= Vavasour baronets, of Hazlewood (second creation, 1828) =

The Vavasour Baronetcy, of Hazlewood in the County of York, was created in the Baronetage of the United Kingdom on 14 February 1828 for Edward Vavasour. He was the third son of Charles Stourton, 17th Baron Stourton (see Baron Stourton for earlier history of the family), and the maternal cousin of the seventh and last Vavasour Baronet of the 1628 creation. He succeeded to the Vavasour estates and assumed by Royal licence the surname of Vavasour.
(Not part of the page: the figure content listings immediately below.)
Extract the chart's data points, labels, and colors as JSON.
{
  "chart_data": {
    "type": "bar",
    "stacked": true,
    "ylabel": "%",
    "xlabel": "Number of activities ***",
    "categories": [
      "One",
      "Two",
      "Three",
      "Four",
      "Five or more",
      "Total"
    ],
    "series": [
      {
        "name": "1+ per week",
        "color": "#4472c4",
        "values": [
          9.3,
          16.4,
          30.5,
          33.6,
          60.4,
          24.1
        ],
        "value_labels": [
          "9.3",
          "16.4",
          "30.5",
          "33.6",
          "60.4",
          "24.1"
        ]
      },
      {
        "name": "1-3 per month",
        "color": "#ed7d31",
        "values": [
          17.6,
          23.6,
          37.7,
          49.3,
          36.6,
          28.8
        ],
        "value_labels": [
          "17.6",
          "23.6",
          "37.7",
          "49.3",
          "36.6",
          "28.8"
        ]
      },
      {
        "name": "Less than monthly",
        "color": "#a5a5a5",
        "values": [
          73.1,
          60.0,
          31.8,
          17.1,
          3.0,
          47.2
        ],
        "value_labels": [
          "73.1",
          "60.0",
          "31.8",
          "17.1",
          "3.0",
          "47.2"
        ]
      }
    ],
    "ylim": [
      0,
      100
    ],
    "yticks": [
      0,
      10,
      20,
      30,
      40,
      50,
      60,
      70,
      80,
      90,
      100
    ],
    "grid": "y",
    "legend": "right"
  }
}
== Vavasour baronets, of Hazlewood (1828) ==

Second creation
- Sir Edward Marmaduke Stourton Vavasour, 1st Baronet (1786–1847)
- Sir Edward Marmaduke Vavasour, 2nd Baronet (1815–1885)
- Sir William Edward Joseph Vavasour, 3rd Baronet (1846–1915)
- Sir Leonard Pius Vavasour, 4th Baronet (1881–1961)
- Sir Geoffrey William Vavasour, 5th Baronet (1914–1997)
- Sir Eric Michel Joseph Marmaduke Vavasour, 6th Baronet (born 1953)

The heir apparent to the baronetcy is Joseph Ian Hugh Andre Vavasour (born 1978), eldest son of the 6th Baronet.